Yes I changed my password the next day.
I hope these examples made sense. If not, feel free to comment below with questions. The bottom line is that it’s better to stick to the universally recognized safewords. Only change them if you feel it will otherwise be a detriment to the scene and always make sure the DMs or others around you know what’s up.
Jennifer Masri is a Licensed Marriage and Family Therapist, specializing in Alternative Lifestyles for individual and relationship issues. She also teaches the BDSM 101 class series at Sanctuary LAX in Los Angeles every Monday evening. Read more about Jennifer on her blog, A Kink Shrink.

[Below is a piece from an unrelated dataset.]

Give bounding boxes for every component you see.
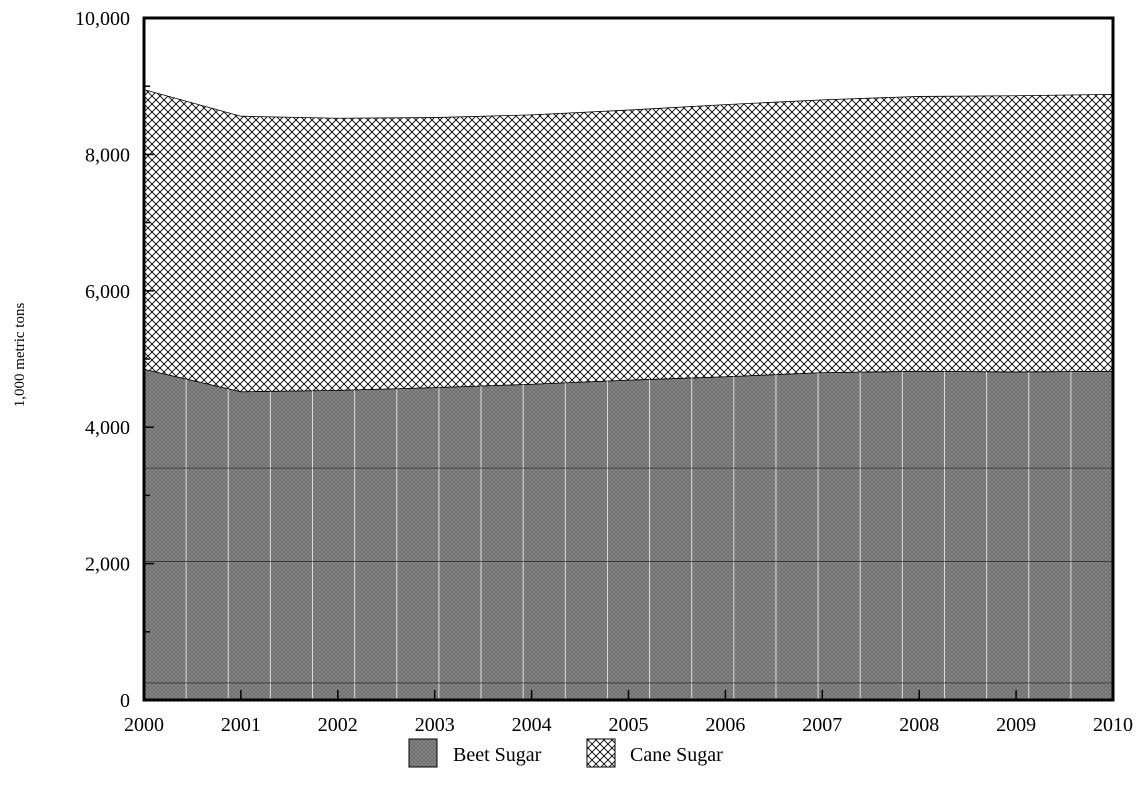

I love the idea of roleplaying where one uses the roles to allow the sub to influence the play including calling the end. I do not think it is a replacement for safewords. In large part that is why I love it. The sub DID NOT safeword, instead the scene played out to a logical end. It tastes different.
That Jenn describes scenes with multiple people involved strongly implies a lot of negotiation and a firm understanding of how the action in those scenes was intended to replace safewords. It is vital to understand. I had a sub who was interested in a superficially similar scene. It would have involved the combination to a briefcase. But her desire was for far more realism in the breaking. If the scene had occurred and I had let her get away with giving a false combination 3 or more times I would have lost all respect in her eyes. By the 3rd or 4th time I would have been compelled to continue torture after she gave a combination to stay in role. At least until she was screaming hysterically that it was right. And if it was not I would have been compelled to start up again in some manner so intense that any ‘rest’ was not worth the cost. Superficially similar, some significant differences underneath. Either scene is fine if it is fine with all involved, but it is rather important that all involved are on the same page.
I also want to point out that if playing publically you very likely have a safeword, like it or not. If you call out the house safeword and the Dom/me does not behave as required by the house rules then the DMs will get involved. That is a very good reason to use some safeword other than the common Red if your idea of what should occur when it is called is different from the house rules. Since in at least one local dungeon the formal rules say red equals scene over I would want something more available. My personal preference is that a safeword forces an immediate checkin. Red cannot be safely used that way in many public spaces.
There are aspects of the sub controlling the scene that make me wary of the red, yellow, green system. Also there are variations in what each means. It does require at least a brief discussion. Having a sadistic bastard side I’ll live with any problems if green means harder please. One other variation for green is ‘all warmed up’.
Many who are more into the D/s end of things than just physical play dislike safewords. Before anyone says something negative about this I want to point out that in my experience that the ones who get vehement to the point of being vicious are almost always subs. To me the red, yellow, green system seems especially bad in that context. It sounds like a demand or a granting of permission by the sub. There is another safeword with a long history, ‘mercy’. While the end result may be the same as red I think it is far different. Red is a demand, mercy is a request, perhaps a request that will always be granted, but it still sounds like a request. They taste different.